Die Begriffe Krankheit und Behinderung sind mehrdeutig. Erstens handelt es sich um Fachbegriffe, die in gleich mehreren Wissenschaften (in Medizin, Psychologie, Soziologie, (Heil-)Pädagogik, Disability studies etc.) in – mehr oder minder – wohldefinierter Bedeutung verwendet werden. Zweitens gibt es in Bezug auf die Ver­wendung der Prädikate „ist krank“ und „ist behindert“ einen fest etablierten alltagssprachlichen Wortge­brauch und drittens gibt es auch einen kodifizierten juridischen Sprachgebrauch, der mitbestimmt, wie die Rechts­ansprüche und -pflichten kranker und behinderter Menschen geregelt werden.

Aufgrund dieser Mehrdeutigkeit findet sich innerhalb der Philosophie eine breit gefächerte Auseinandersetzung um Krankheit und Behinderung – einerseits in der Wissenschaftsphilosophie (vornehmlich in der Philosophie der Medizin), aber auch in der angewandten Ethik und in der Sozialphilosophie.
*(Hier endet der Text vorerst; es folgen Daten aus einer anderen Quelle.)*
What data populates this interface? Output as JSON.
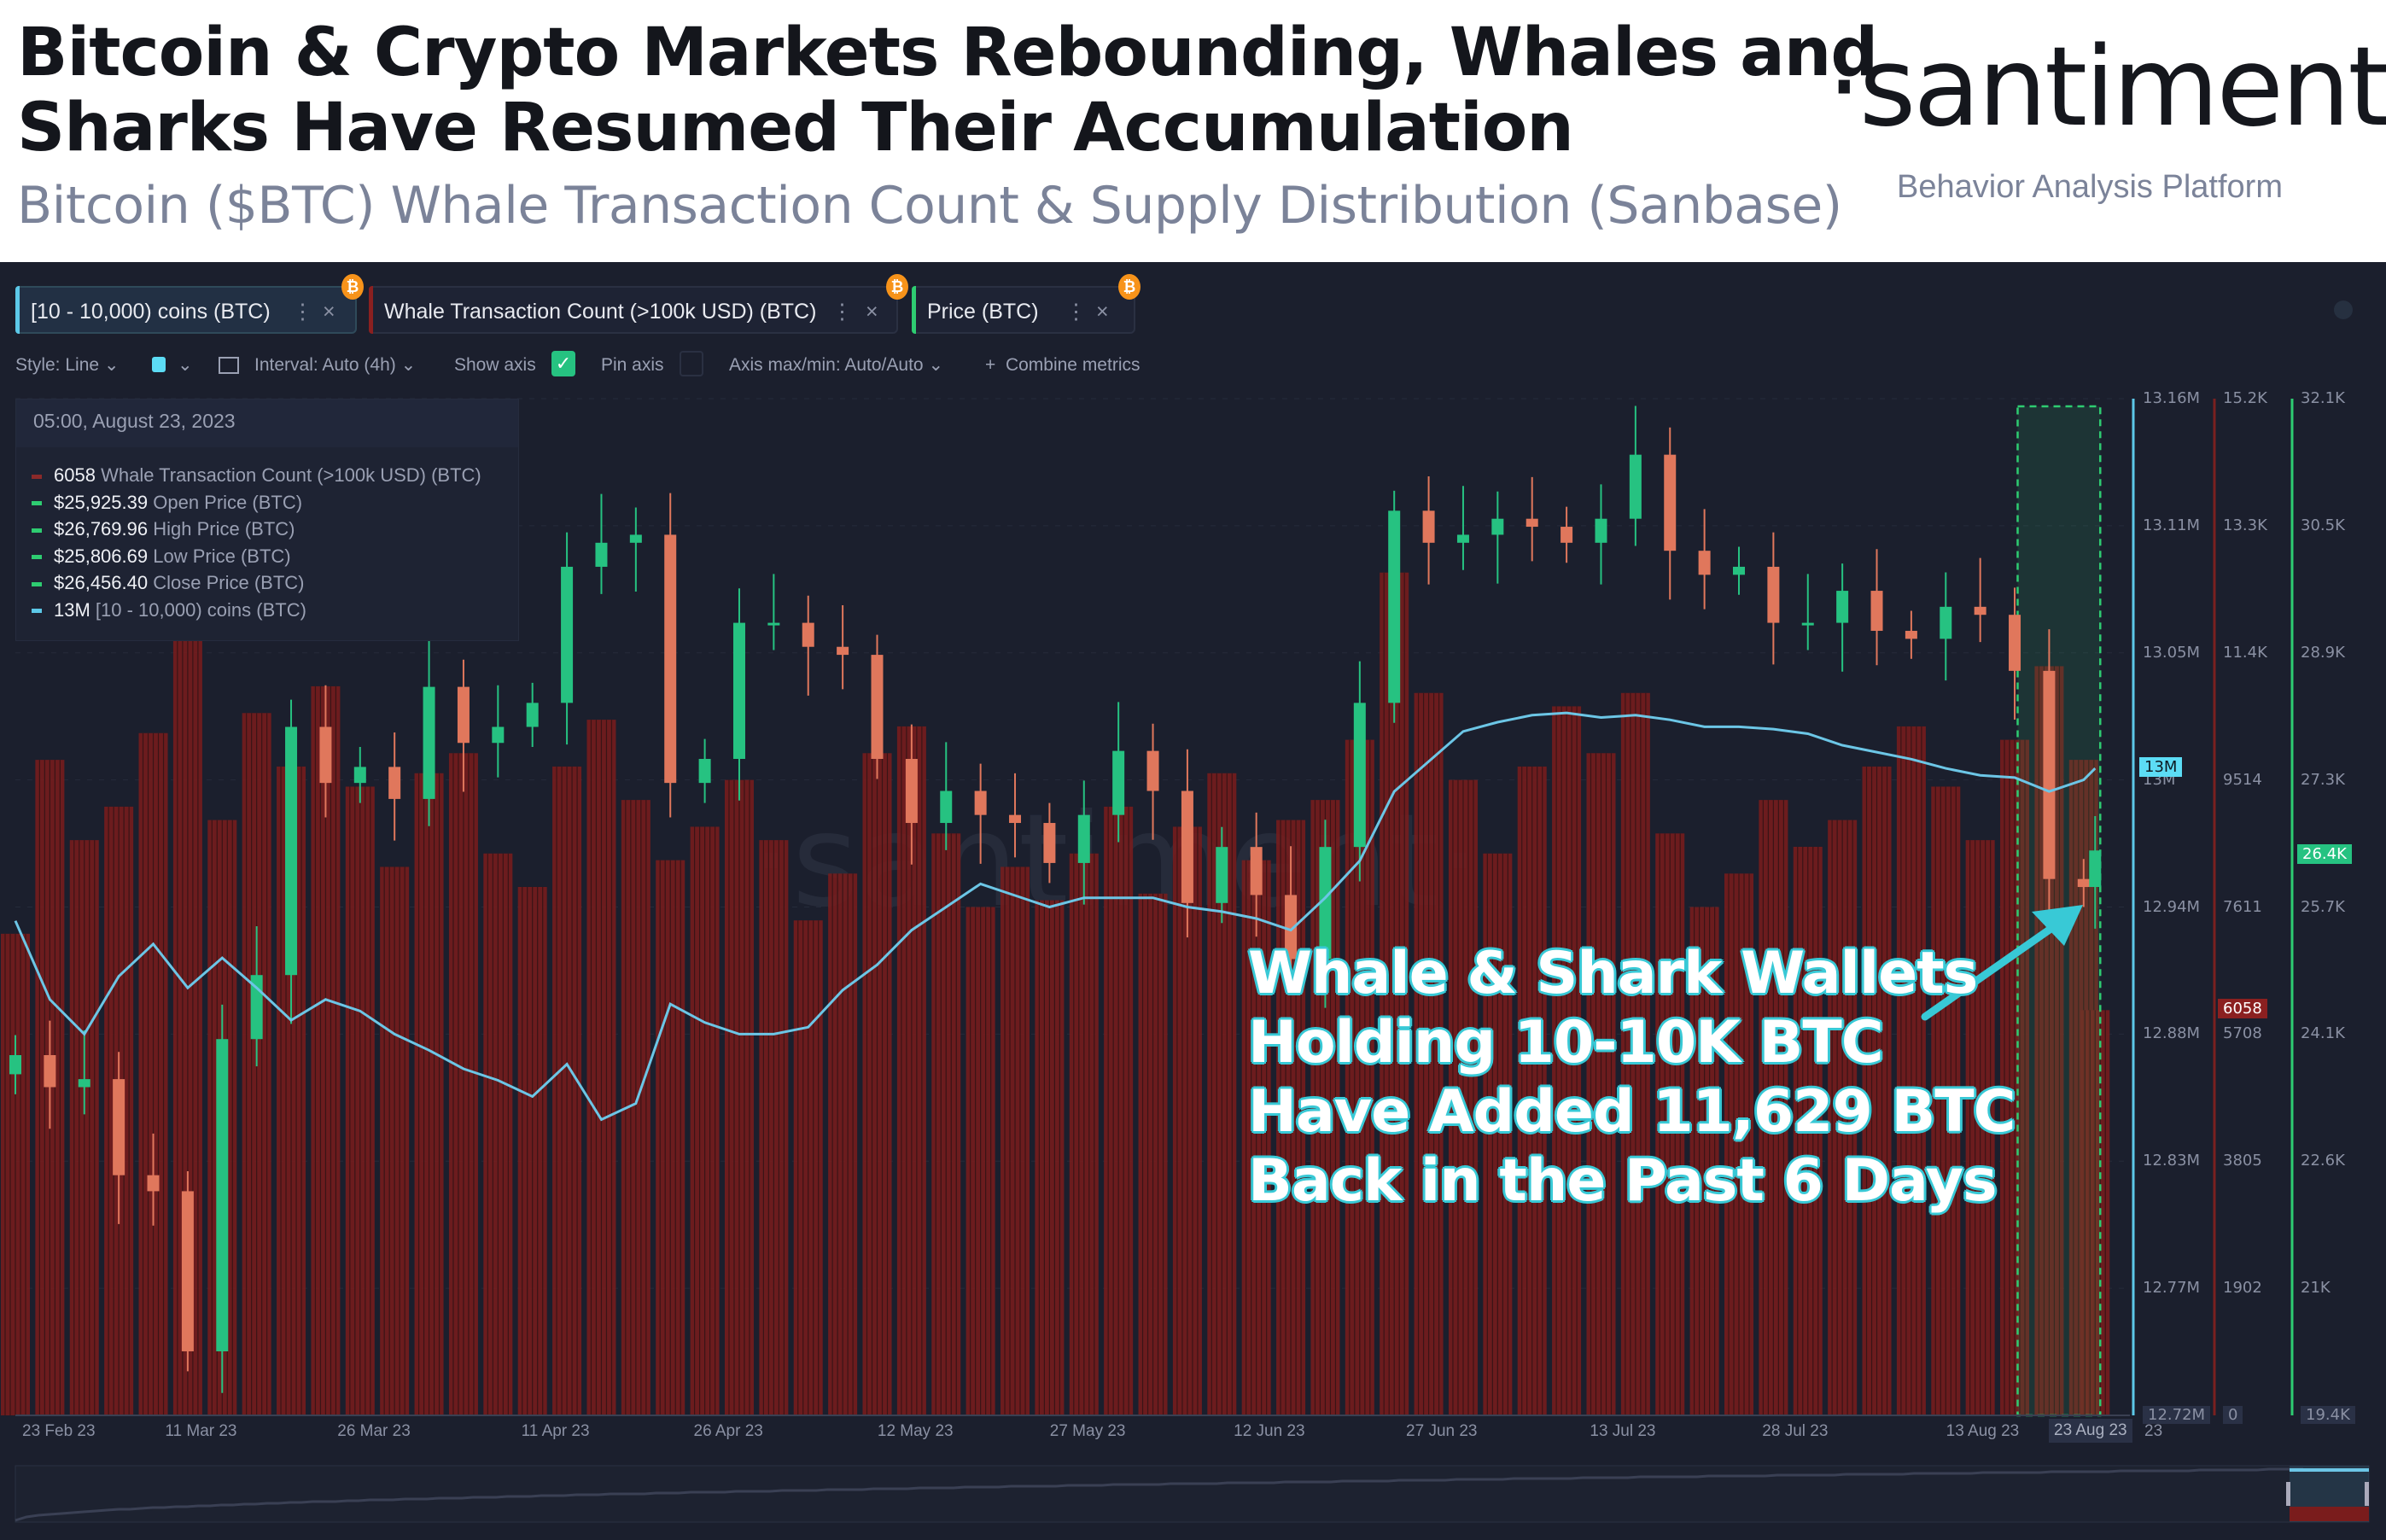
{
  "header": {
    "title_line1": "Bitcoin & Crypto Markets Rebounding, Whales and",
    "title_line2": "Sharks Have Resumed Their Accumulation",
    "subtitle": "Bitcoin ($BTC) Whale Transaction Count & Supply Distribution (Sanbase)",
    "logo": "·santiment·",
    "tagline": "Behavior Analysis Platform"
  },
  "tabs": [
    {
      "label": "[10 - 10,000) coins (BTC)",
      "color": "#5cc8e8",
      "icon": "bitcoin-icon"
    },
    {
      "label": "Whale Transaction Count (>100k USD) (BTC)",
      "color": "#8b2020",
      "icon": "bitcoin-icon"
    },
    {
      "label": "Price (BTC)",
      "color": "#2ecc71",
      "icon": "bitcoin-icon"
    }
  ],
  "toolbar": {
    "style": "Style: Line",
    "interval": "Interval: Auto (4h)",
    "show_axis": "Show axis",
    "show_axis_checked": true,
    "pin_axis": "Pin axis",
    "pin_axis_checked": false,
    "axis_minmax": "Axis max/min: Auto/Auto",
    "combine": "Combine metrics",
    "color_swatch": "#5cdcf5"
  },
  "legend": {
    "date": "05:00, August 23, 2023",
    "rows": [
      {
        "value": "6058",
        "label": "Whale Transaction Count (>100k USD) (BTC)",
        "color": "#8b2a2a"
      },
      {
        "value": "$25,925.39",
        "label": "Open Price (BTC)",
        "color": "#2ecc71"
      },
      {
        "value": "$26,769.96",
        "label": "High Price (BTC)",
        "color": "#2ecc71"
      },
      {
        "value": "$25,806.69",
        "label": "Low Price (BTC)",
        "color": "#2ecc71"
      },
      {
        "value": "$26,456.40",
        "label": "Close Price (BTC)",
        "color": "#2ecc71"
      },
      {
        "value": "13M",
        "label": "[10 - 10,000) coins (BTC)",
        "color": "#5cc8e8"
      }
    ]
  },
  "annotation": {
    "lines": [
      "Whale & Shark Wallets",
      "Holding 10-10K BTC",
      "Have Added 11,629 BTC",
      "Back in the Past 6 Days"
    ]
  },
  "chart_data": {
    "type": "bar+candlestick+line",
    "x_ticks": [
      {
        "label": "23 Feb 23",
        "date": "2023-02-23"
      },
      {
        "label": "11 Mar 23",
        "date": "2023-03-11"
      },
      {
        "label": "26 Mar 23",
        "date": "2023-03-26"
      },
      {
        "label": "11 Apr 23",
        "date": "2023-04-11"
      },
      {
        "label": "26 Apr 23",
        "date": "2023-04-26"
      },
      {
        "label": "12 May 23",
        "date": "2023-05-12"
      },
      {
        "label": "27 May 23",
        "date": "2023-05-27"
      },
      {
        "label": "12 Jun 23",
        "date": "2023-06-12"
      },
      {
        "label": "27 Jun 23",
        "date": "2023-06-27"
      },
      {
        "label": "13 Jul 23",
        "date": "2023-07-13"
      },
      {
        "label": "28 Jul 23",
        "date": "2023-07-28"
      },
      {
        "label": "13 Aug 23",
        "date": "2023-08-13"
      }
    ],
    "x_current_label": "23 Aug 23",
    "x_trailing_label": "23",
    "axes": {
      "supply": {
        "ticks": [
          "13.16M",
          "13.11M",
          "13.05M",
          "13M",
          "12.94M",
          "12.88M",
          "12.83M",
          "12.77M",
          "12.72M"
        ],
        "range": [
          12.72,
          13.16
        ],
        "current": "13M",
        "color": "#5cc8e8"
      },
      "whale": {
        "ticks": [
          "15.2K",
          "13.3K",
          "11.4K",
          "9514",
          "7611",
          "5708",
          "3805",
          "1902",
          "0"
        ],
        "range": [
          0,
          15200
        ],
        "current": "6058",
        "color": "#8b2020"
      },
      "price": {
        "ticks": [
          "32.1K",
          "30.5K",
          "28.9K",
          "27.3K",
          "25.7K",
          "24.1K",
          "22.6K",
          "21K",
          "19.4K"
        ],
        "range": [
          19400,
          32100
        ],
        "current": "26.4K",
        "color": "#2ecc71"
      }
    },
    "highlight_range": [
      "2023-08-17",
      "2023-08-23"
    ],
    "dates": [
      "2023-02-23",
      "2023-02-26",
      "2023-03-01",
      "2023-03-04",
      "2023-03-07",
      "2023-03-10",
      "2023-03-13",
      "2023-03-16",
      "2023-03-19",
      "2023-03-22",
      "2023-03-25",
      "2023-03-28",
      "2023-03-31",
      "2023-04-03",
      "2023-04-06",
      "2023-04-09",
      "2023-04-12",
      "2023-04-15",
      "2023-04-18",
      "2023-04-21",
      "2023-04-24",
      "2023-04-27",
      "2023-04-30",
      "2023-05-03",
      "2023-05-06",
      "2023-05-09",
      "2023-05-12",
      "2023-05-15",
      "2023-05-18",
      "2023-05-21",
      "2023-05-24",
      "2023-05-27",
      "2023-05-30",
      "2023-06-02",
      "2023-06-05",
      "2023-06-08",
      "2023-06-11",
      "2023-06-14",
      "2023-06-17",
      "2023-06-20",
      "2023-06-23",
      "2023-06-26",
      "2023-06-29",
      "2023-07-02",
      "2023-07-05",
      "2023-07-08",
      "2023-07-11",
      "2023-07-14",
      "2023-07-17",
      "2023-07-20",
      "2023-07-23",
      "2023-07-26",
      "2023-07-29",
      "2023-08-01",
      "2023-08-04",
      "2023-08-07",
      "2023-08-10",
      "2023-08-13",
      "2023-08-16",
      "2023-08-19",
      "2023-08-22",
      "2023-08-23"
    ],
    "price_close_usd": [
      23900,
      23500,
      23600,
      22400,
      22200,
      20200,
      24100,
      24900,
      28000,
      27300,
      27500,
      27100,
      28500,
      27800,
      28000,
      28300,
      30000,
      30300,
      30400,
      27300,
      27600,
      29300,
      29300,
      29000,
      28900,
      27600,
      26800,
      27200,
      26900,
      26800,
      26300,
      26900,
      27700,
      27200,
      25800,
      26500,
      25900,
      25100,
      26500,
      28300,
      30700,
      30300,
      30400,
      30600,
      30500,
      30300,
      30600,
      31400,
      30200,
      29900,
      30000,
      29300,
      29300,
      29700,
      29200,
      29100,
      29500,
      29400,
      28700,
      26100,
      26000,
      26456
    ],
    "whale_tx_count": [
      7200,
      9800,
      8600,
      9100,
      10200,
      11800,
      8900,
      10500,
      9700,
      10900,
      9400,
      8200,
      9600,
      9900,
      8400,
      7900,
      9700,
      10400,
      9200,
      8300,
      8800,
      9500,
      8600,
      7400,
      8100,
      9900,
      10300,
      8700,
      7600,
      8200,
      7700,
      8400,
      9100,
      7800,
      8800,
      9600,
      8300,
      8900,
      9200,
      10100,
      12600,
      10800,
      9500,
      8400,
      9700,
      10600,
      9900,
      10800,
      8700,
      7600,
      8100,
      9200,
      8500,
      8900,
      9700,
      10300,
      9400,
      8600,
      10100,
      11200,
      9800,
      6058
    ],
    "supply_10_10k_coins_millions": [
      12.934,
      12.9,
      12.885,
      12.91,
      12.924,
      12.905,
      12.918,
      12.905,
      12.891,
      12.9,
      12.895,
      12.885,
      12.878,
      12.87,
      12.865,
      12.858,
      12.872,
      12.848,
      12.855,
      12.898,
      12.89,
      12.885,
      12.885,
      12.888,
      12.904,
      12.915,
      12.93,
      12.94,
      12.95,
      12.945,
      12.94,
      12.944,
      12.944,
      12.944,
      12.94,
      12.938,
      12.935,
      12.93,
      12.944,
      12.96,
      12.99,
      13.003,
      13.016,
      13.02,
      13.023,
      13.024,
      13.022,
      13.023,
      13.021,
      13.018,
      13.018,
      13.017,
      13.015,
      13.01,
      13.007,
      13.004,
      13.0,
      12.997,
      12.996,
      12.99,
      12.995,
      13.0
    ],
    "colors": {
      "bars": "#7a1c1c",
      "candle_up": "#26c281",
      "candle_down": "#e0775c",
      "supply_line": "#6cc6e6",
      "highlight": "#2ecc71"
    }
  }
}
Im Seminar werden wir den Verästelungen dieses unübersichtlichen Begriffsfeldes nachgehen. Leitende Fragen sind dabei: Welchen Dingen kann man überhaupt sinnvoll die Eigenschaften des Krank- bzw. des Behindert­seins zuschreiben? Ist dies nur bei Menschen oder auch bei anderen Lebewesen (Tieren, Pflanzen) möglich – oder gibt es pathologische Veränderungen auch bei sozialen Kollektiven oder gar „Pathologien der Vernunft“ (Honneth)? Sind Krankheit und Behinderung rein deskriptive Begriffe, die wertfrei expliziert werden können, oder fließen in die Definition von Krankheit und Behinderung – zumindest implizit – stets Wertungen (gesell­schaft­liche Setzungen, moralische Normen) ein?

Von diesen Leitfragen ausgehend werden wir im Seminar klassische und aktuelle philosophische Beiträge zu den Kon­troversen um Krankheit und Behinderung lesen, diskutieren und kritisieren. Mein besonderes Anliegen ist dabei, das Verhältnis dieser beiden umstrittenen Begriffe zueinander zu problematisieren und präziser zu bestimmen.